A 63-year-old woman presented with a mass in the left breast for 3 months that had gradually enlarged during the last month. Physical examination revealed an approximately 5 × 4-cm immovable mass in the lower inner quadrant of her left breast, with no nipple discharge. No axillary lymphadenopathy was noted. She had undergone fibroadenoma resection in the right breast 10 years previously with no family history of breast cancer.

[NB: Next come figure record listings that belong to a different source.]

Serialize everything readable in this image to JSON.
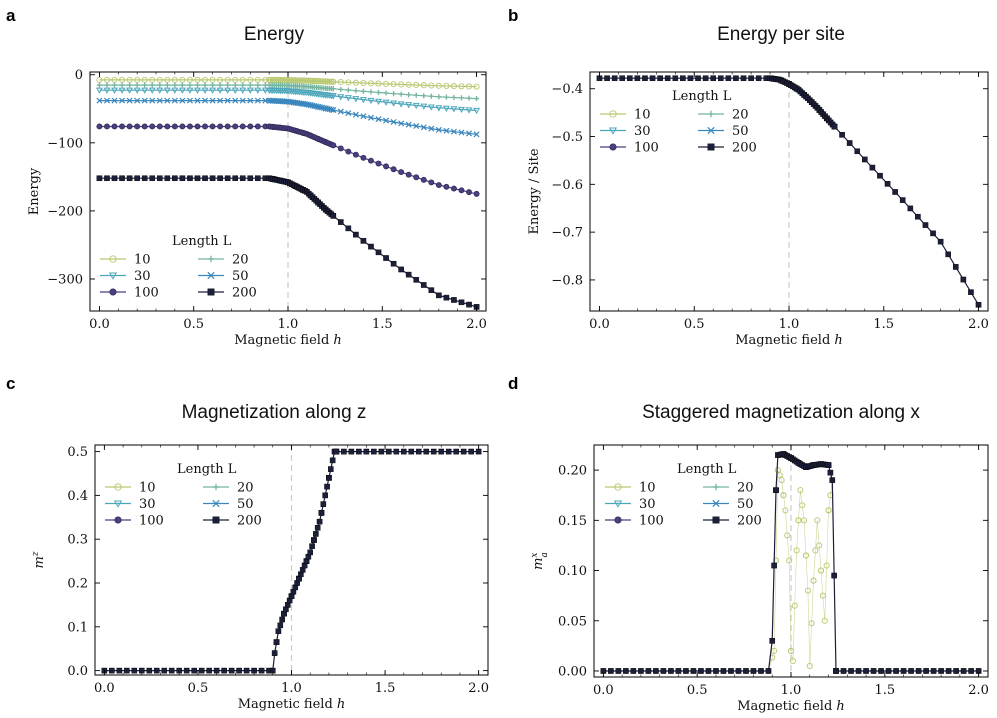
{
  "page": {
    "background": "#ffffff"
  },
  "series_styles": [
    {
      "name": "10",
      "color": "#b7c86f",
      "marker": "circle-open"
    },
    {
      "name": "20",
      "color": "#74b5a0",
      "marker": "plus"
    },
    {
      "name": "30",
      "color": "#4ca6bb",
      "marker": "triangle-down"
    },
    {
      "name": "50",
      "color": "#3a87bd",
      "marker": "x"
    },
    {
      "name": "100",
      "color": "#4b3f80",
      "marker": "circle"
    },
    {
      "name": "200",
      "color": "#1c1f3a",
      "marker": "square"
    }
  ],
  "critical_line": {
    "x": 1.0,
    "color": "#cccccc"
  },
  "chart_data": [
    {
      "panel": "a",
      "title": "Energy",
      "type": "line",
      "xlabel": "Magnetic field h",
      "ylabel": "Energy",
      "xlim": [
        -0.05,
        2.05
      ],
      "ylim": [
        -347,
        4
      ],
      "xticks": [
        0.0,
        0.5,
        1.0,
        1.5,
        2.0
      ],
      "xticklabels": [
        "0.0",
        "0.5",
        "1.0",
        "1.5",
        "2.0"
      ],
      "yticks": [
        0,
        -100,
        -200,
        -300
      ],
      "yticklabels": [
        "0",
        "−100",
        "−200",
        "−300"
      ],
      "legend": {
        "title": "Length L",
        "position": "lower-left",
        "entries": [
          "10",
          "20",
          "30",
          "50",
          "100",
          "200"
        ]
      },
      "series": [
        {
          "name": "10",
          "points": [
            [
              0.0,
              -7.6
            ],
            [
              0.9,
              -7.6
            ],
            [
              1.0,
              -7.9
            ],
            [
              1.1,
              -8.7
            ],
            [
              1.2,
              -9.9
            ],
            [
              1.4,
              -12.2
            ],
            [
              1.6,
              -14.3
            ],
            [
              1.8,
              -16.2
            ],
            [
              2.0,
              -17.5
            ]
          ]
        },
        {
          "name": "20",
          "points": [
            [
              0.0,
              -15.2
            ],
            [
              0.9,
              -15.2
            ],
            [
              1.0,
              -15.8
            ],
            [
              1.1,
              -17.4
            ],
            [
              1.2,
              -19.8
            ],
            [
              1.4,
              -24.4
            ],
            [
              1.6,
              -28.6
            ],
            [
              1.8,
              -32.4
            ],
            [
              2.0,
              -35.0
            ]
          ]
        },
        {
          "name": "30",
          "points": [
            [
              0.0,
              -22.8
            ],
            [
              0.9,
              -22.8
            ],
            [
              1.0,
              -23.7
            ],
            [
              1.1,
              -26.1
            ],
            [
              1.2,
              -29.7
            ],
            [
              1.4,
              -36.6
            ],
            [
              1.6,
              -42.9
            ],
            [
              1.8,
              -48.6
            ],
            [
              2.0,
              -52.5
            ]
          ]
        },
        {
          "name": "50",
          "points": [
            [
              0.0,
              -38.0
            ],
            [
              0.9,
              -38.0
            ],
            [
              1.0,
              -39.5
            ],
            [
              1.1,
              -43.5
            ],
            [
              1.2,
              -49.5
            ],
            [
              1.4,
              -61.0
            ],
            [
              1.6,
              -71.5
            ],
            [
              1.8,
              -81.0
            ],
            [
              2.0,
              -87.5
            ]
          ]
        },
        {
          "name": "100",
          "points": [
            [
              0.0,
              -76.0
            ],
            [
              0.9,
              -76.0
            ],
            [
              1.0,
              -79.0
            ],
            [
              1.1,
              -87.0
            ],
            [
              1.2,
              -99.0
            ],
            [
              1.4,
              -122.0
            ],
            [
              1.6,
              -143.0
            ],
            [
              1.8,
              -162.0
            ],
            [
              2.0,
              -175.0
            ]
          ]
        },
        {
          "name": "200",
          "points": [
            [
              0.0,
              -152.0
            ],
            [
              0.9,
              -152.0
            ],
            [
              1.0,
              -158.0
            ],
            [
              1.1,
              -172.0
            ],
            [
              1.2,
              -198.0
            ],
            [
              1.4,
              -244.0
            ],
            [
              1.6,
              -286.0
            ],
            [
              1.8,
              -324.0
            ],
            [
              2.0,
              -341.0
            ]
          ]
        }
      ]
    },
    {
      "panel": "b",
      "title": "Energy per site",
      "type": "line",
      "xlabel": "Magnetic field h",
      "ylabel": "Energy / Site",
      "xlim": [
        -0.05,
        2.05
      ],
      "ylim": [
        -0.865,
        -0.365
      ],
      "xticks": [
        0.0,
        0.5,
        1.0,
        1.5,
        2.0
      ],
      "xticklabels": [
        "0.0",
        "0.5",
        "1.0",
        "1.5",
        "2.0"
      ],
      "yticks": [
        -0.4,
        -0.5,
        -0.6,
        -0.7,
        -0.8
      ],
      "yticklabels": [
        "−0.4",
        "−0.5",
        "−0.6",
        "−0.7",
        "−0.8"
      ],
      "legend": {
        "title": "Length L",
        "position": "upper-left",
        "entries": [
          "10",
          "20",
          "30",
          "50",
          "100",
          "200"
        ]
      },
      "series": [
        {
          "name": "200",
          "points": [
            [
              0.0,
              -0.378
            ],
            [
              0.9,
              -0.378
            ],
            [
              0.95,
              -0.381
            ],
            [
              1.0,
              -0.39
            ],
            [
              1.05,
              -0.402
            ],
            [
              1.1,
              -0.42
            ],
            [
              1.15,
              -0.44
            ],
            [
              1.2,
              -0.462
            ],
            [
              1.3,
              -0.505
            ],
            [
              1.4,
              -0.548
            ],
            [
              1.6,
              -0.633
            ],
            [
              1.8,
              -0.72
            ],
            [
              2.0,
              -0.852
            ]
          ]
        }
      ]
    },
    {
      "panel": "c",
      "title": "Magnetization along z",
      "type": "line",
      "xlabel": "Magnetic field h",
      "ylabel": "m^z",
      "xlim": [
        -0.05,
        2.05
      ],
      "ylim": [
        -0.01,
        0.515
      ],
      "xticks": [
        0.0,
        0.5,
        1.0,
        1.5,
        2.0
      ],
      "xticklabels": [
        "0.0",
        "0.5",
        "1.0",
        "1.5",
        "2.0"
      ],
      "yticks": [
        0.0,
        0.1,
        0.2,
        0.3,
        0.4,
        0.5
      ],
      "yticklabels": [
        "0.0",
        "0.1",
        "0.2",
        "0.3",
        "0.4",
        "0.5"
      ],
      "legend": {
        "title": "Length L",
        "position": "upper-left",
        "entries": [
          "10",
          "20",
          "30",
          "50",
          "100",
          "200"
        ]
      },
      "series": [
        {
          "name": "200",
          "points": [
            [
              0.0,
              0.0
            ],
            [
              0.9,
              0.0
            ],
            [
              0.91,
              0.04
            ],
            [
              0.93,
              0.09
            ],
            [
              0.96,
              0.13
            ],
            [
              1.0,
              0.17
            ],
            [
              1.05,
              0.22
            ],
            [
              1.1,
              0.27
            ],
            [
              1.15,
              0.34
            ],
            [
              1.2,
              0.44
            ],
            [
              1.23,
              0.5
            ],
            [
              2.0,
              0.5
            ]
          ]
        }
      ]
    },
    {
      "panel": "d",
      "title": "Staggered magnetization along x",
      "type": "line",
      "xlabel": "Magnetic field h",
      "ylabel": "m_a^x",
      "xlim": [
        -0.05,
        2.05
      ],
      "ylim": [
        -0.006,
        0.225
      ],
      "xticks": [
        0.0,
        0.5,
        1.0,
        1.5,
        2.0
      ],
      "xticklabels": [
        "0.0",
        "0.5",
        "1.0",
        "1.5",
        "2.0"
      ],
      "yticks": [
        0.0,
        0.05,
        0.1,
        0.15,
        0.2
      ],
      "yticklabels": [
        "0.00",
        "0.05",
        "0.10",
        "0.15",
        "0.20"
      ],
      "legend": {
        "title": "Length L",
        "position": "upper-left",
        "entries": [
          "10",
          "20",
          "30",
          "50",
          "100",
          "200"
        ]
      },
      "series": [
        {
          "name": "10",
          "points": [
            [
              0.0,
              0.0
            ],
            [
              0.88,
              0.0
            ],
            [
              0.91,
              0.02
            ],
            [
              0.93,
              0.2
            ],
            [
              0.95,
              0.19
            ],
            [
              0.97,
              0.16
            ],
            [
              0.99,
              0.11
            ],
            [
              1.0,
              0.02
            ],
            [
              1.01,
              0.01
            ],
            [
              1.03,
              0.12
            ],
            [
              1.05,
              0.18
            ],
            [
              1.07,
              0.15
            ],
            [
              1.09,
              0.08
            ],
            [
              1.1,
              0.005
            ],
            [
              1.12,
              0.09
            ],
            [
              1.14,
              0.15
            ],
            [
              1.16,
              0.1
            ],
            [
              1.18,
              0.05
            ],
            [
              1.2,
              0.16
            ],
            [
              1.22,
              0.19
            ],
            [
              1.24,
              0.0
            ],
            [
              2.0,
              0.0
            ]
          ]
        },
        {
          "name": "200",
          "points": [
            [
              0.0,
              0.0
            ],
            [
              0.88,
              0.0
            ],
            [
              0.9,
              0.03
            ],
            [
              0.92,
              0.18
            ],
            [
              0.93,
              0.215
            ],
            [
              0.96,
              0.216
            ],
            [
              1.0,
              0.212
            ],
            [
              1.05,
              0.206
            ],
            [
              1.08,
              0.203
            ],
            [
              1.12,
              0.205
            ],
            [
              1.16,
              0.206
            ],
            [
              1.2,
              0.205
            ],
            [
              1.22,
              0.19
            ],
            [
              1.24,
              0.0
            ],
            [
              2.0,
              0.0
            ]
          ]
        }
      ]
    }
  ]
}
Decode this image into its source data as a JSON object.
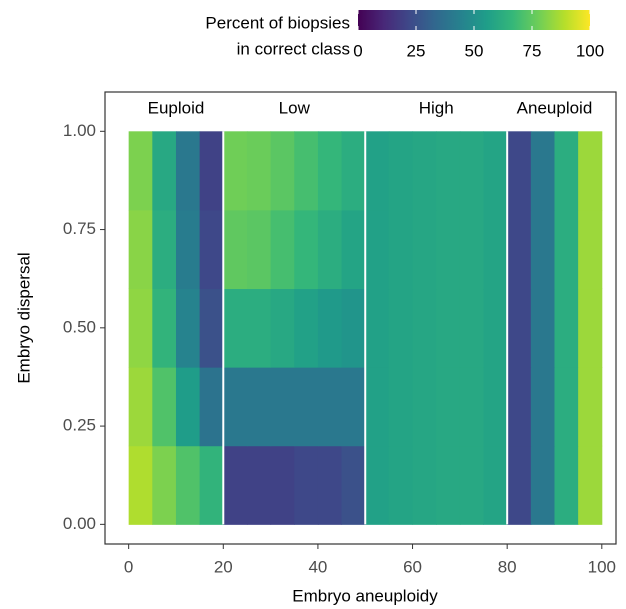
{
  "chart_data": {
    "type": "heatmap",
    "x_axis_title": "Embryo aneuploidy",
    "y_axis_title": "Embryo dispersal",
    "xlim": [
      -5,
      103
    ],
    "ylim": [
      -0.05,
      1.1
    ],
    "xticks": [
      0,
      20,
      40,
      60,
      80,
      100
    ],
    "yticks": [
      {
        "value": 0,
        "label": "0.00"
      },
      {
        "value": 0.25,
        "label": "0.25"
      },
      {
        "value": 0.5,
        "label": "0.50"
      },
      {
        "value": 0.75,
        "label": "0.75"
      },
      {
        "value": 1,
        "label": "1.00"
      }
    ],
    "x_bins": [
      0,
      5,
      10,
      15,
      20,
      25,
      30,
      35,
      40,
      45,
      50,
      55,
      60,
      65,
      70,
      75,
      80,
      85,
      90,
      95,
      100
    ],
    "y_bins": [
      0,
      0.2,
      0.4,
      0.6,
      0.8,
      1
    ],
    "values": [
      [
        88,
        80,
        72,
        65,
        20,
        20,
        20,
        22,
        22,
        25,
        57,
        58,
        59,
        60,
        60,
        58,
        22,
        40,
        62,
        85
      ],
      [
        85,
        72,
        55,
        38,
        40,
        40,
        40,
        40,
        40,
        40,
        57,
        58,
        59,
        60,
        60,
        58,
        22,
        40,
        62,
        85
      ],
      [
        83,
        65,
        45,
        25,
        62,
        62,
        60,
        57,
        54,
        52,
        57,
        58,
        59,
        60,
        60,
        58,
        22,
        40,
        62,
        85
      ],
      [
        82,
        62,
        42,
        22,
        75,
        74,
        70,
        66,
        62,
        58,
        57,
        58,
        59,
        60,
        60,
        58,
        22,
        40,
        62,
        85
      ],
      [
        80,
        60,
        40,
        20,
        78,
        77,
        74,
        70,
        66,
        62,
        57,
        58,
        59,
        60,
        60,
        58,
        22,
        40,
        62,
        85
      ]
    ],
    "colormap": "viridis",
    "regions": [
      {
        "label": "Euploid",
        "from": 0,
        "to": 20
      },
      {
        "label": "Low",
        "from": 20,
        "to": 50
      },
      {
        "label": "High",
        "from": 50,
        "to": 80
      },
      {
        "label": "Aneuploid",
        "from": 80,
        "to": 100
      }
    ],
    "colorbar": {
      "title": [
        "Percent of biopsies",
        "in correct class"
      ],
      "lim": [
        0,
        100
      ],
      "ticks": [
        0,
        25,
        50,
        75,
        100
      ]
    }
  }
}
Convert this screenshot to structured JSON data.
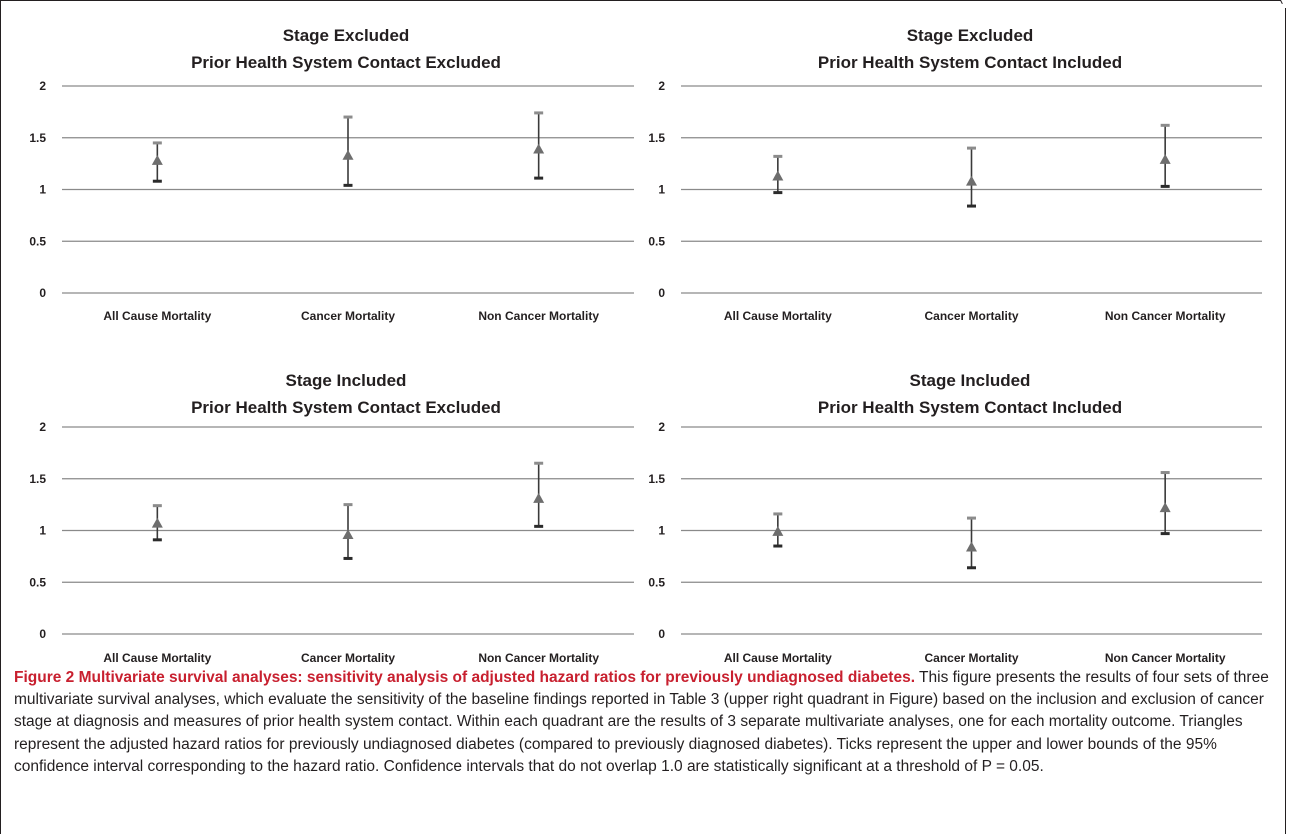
{
  "chart_data": [
    {
      "type": "errorbar",
      "title": [
        "Stage Excluded",
        "Prior Health System Contact Excluded"
      ],
      "categories": [
        "All Cause Mortality",
        "Cancer Mortality",
        "Non Cancer Mortality"
      ],
      "ylim": [
        0,
        2
      ],
      "yticks": [
        "0",
        "0.5",
        "1",
        "1.5",
        "2"
      ],
      "grid": true,
      "point": [
        1.28,
        1.33,
        1.39
      ],
      "lower": [
        1.08,
        1.04,
        1.11
      ],
      "upper": [
        1.45,
        1.7,
        1.74
      ]
    },
    {
      "type": "errorbar",
      "title": [
        "Stage Excluded",
        "Prior Health System Contact Included"
      ],
      "categories": [
        "All Cause Mortality",
        "Cancer Mortality",
        "Non Cancer Mortality"
      ],
      "ylim": [
        0,
        2
      ],
      "yticks": [
        "0",
        "0.5",
        "1",
        "1.5",
        "2"
      ],
      "grid": true,
      "point": [
        1.13,
        1.08,
        1.29
      ],
      "lower": [
        0.97,
        0.84,
        1.03
      ],
      "upper": [
        1.32,
        1.4,
        1.62
      ]
    },
    {
      "type": "errorbar",
      "title": [
        "Stage Included",
        "Prior Health System Contact Excluded"
      ],
      "categories": [
        "All Cause Mortality",
        "Cancer Mortality",
        "Non Cancer Mortality"
      ],
      "ylim": [
        0,
        2
      ],
      "yticks": [
        "0",
        "0.5",
        "1",
        "1.5",
        "2"
      ],
      "grid": true,
      "point": [
        1.07,
        0.96,
        1.31
      ],
      "lower": [
        0.91,
        0.73,
        1.04
      ],
      "upper": [
        1.24,
        1.25,
        1.65
      ]
    },
    {
      "type": "errorbar",
      "title": [
        "Stage Included",
        "Prior Health System Contact Included"
      ],
      "categories": [
        "All Cause Mortality",
        "Cancer Mortality",
        "Non Cancer Mortality"
      ],
      "ylim": [
        0,
        2
      ],
      "yticks": [
        "0",
        "0.5",
        "1",
        "1.5",
        "2"
      ],
      "grid": true,
      "point": [
        0.99,
        0.84,
        1.22
      ],
      "lower": [
        0.85,
        0.64,
        0.97
      ],
      "upper": [
        1.16,
        1.12,
        1.56
      ]
    }
  ],
  "caption": {
    "lead": "Figure 2 Multivariate survival analyses: sensitivity analysis of adjusted hazard ratios for previously undiagnosed diabetes.",
    "body": " This figure presents the results of four sets of three multivariate survival analyses, which evaluate the sensitivity of the baseline findings reported in Table 3 (upper right quadrant in Figure) based on the inclusion and exclusion of cancer stage at diagnosis and measures of prior health system contact. Within each quadrant are the results of 3 separate multivariate analyses, one for each mortality outcome. Triangles represent the adjusted hazard ratios for previously undiagnosed diabetes (compared to previously diagnosed diabetes). Ticks represent the upper and lower bounds of the 95% confidence interval corresponding to the hazard ratio. Confidence intervals that do not overlap 1.0 are statistically significant at a threshold of P = 0.05."
  },
  "colors": {
    "grid": "#8a8a8a",
    "whisker": "#3a3a3a",
    "upper_cap": "#8c8c8c",
    "lower_cap": "#2b2b2b",
    "marker": "#6e6e6e",
    "caption_lead": "#c8202f",
    "frame": "#231f20"
  }
}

Sonographic examination demonstrated 2 well-demarcated heterogeneous hypoechoic adjacent solid masses of 4.2 × 1.5 cm and 2.0 × 1.2 cm in the left breast. Prominent color signals were noted within the 2 masses on color Doppler flow imaging. A syringe was used to inject 4.8 ml of SonVue suspension into the antecubital vein. On the resulting contrast-enhanced ultrasound images, the lesions exhibited enhancement from the periphery to the center. On magnetic resonance imaging (MRI) examination, the 2 lesions appeared hypointense on T1-weighted sequences and hyperintense on T2-weighted sequences. The time-signal intensity curve obtained from breast dynamic contrast-enhanced MRI showed a plateau (type II). After gadolinium administration, the large mass showed peripheral enhancement and central irregular low contrast enhancement, while the small mass showed overall intense homogeneous contrast enhancement.
An ultrasound-guided fine-needle aspiration biopsy revealed that the masses comprised oval-to-spindle-shaped cells with stroma and exhibited focal myxoid degeneration in their central regions. There were no atypia and mitotic cells.
The patient underwent surgical excision of the masses. The 2 masses were stuck together with well-circumscribed margins, but were not adherent to adjacent tissue. Histological examination revealed many thin-walled branching vessels surrounded by proliferative oval-to-spindle-shaped myoid cells in the peripheral area. On immunochemical staining, the cells were positive for smooth muscle actin and vimentin. Immunostaining for other proteins, including desmin, CK5/6, and S-100 protein, was negative. The proliferation index Ki-67 was about 10%. Anti-CD34 antibodies only labeled vascular endothelial cells. Specialized staining including Verhoeff-Van Gieson, Hematoxylin-Eosin, and Masson indicated small amounts of fibers and blood vessels. Overall, the final diagnosis was myopericytoma. The patient remains alive without tumor recurrence or metastasis during follow-up at 29 months after surgery.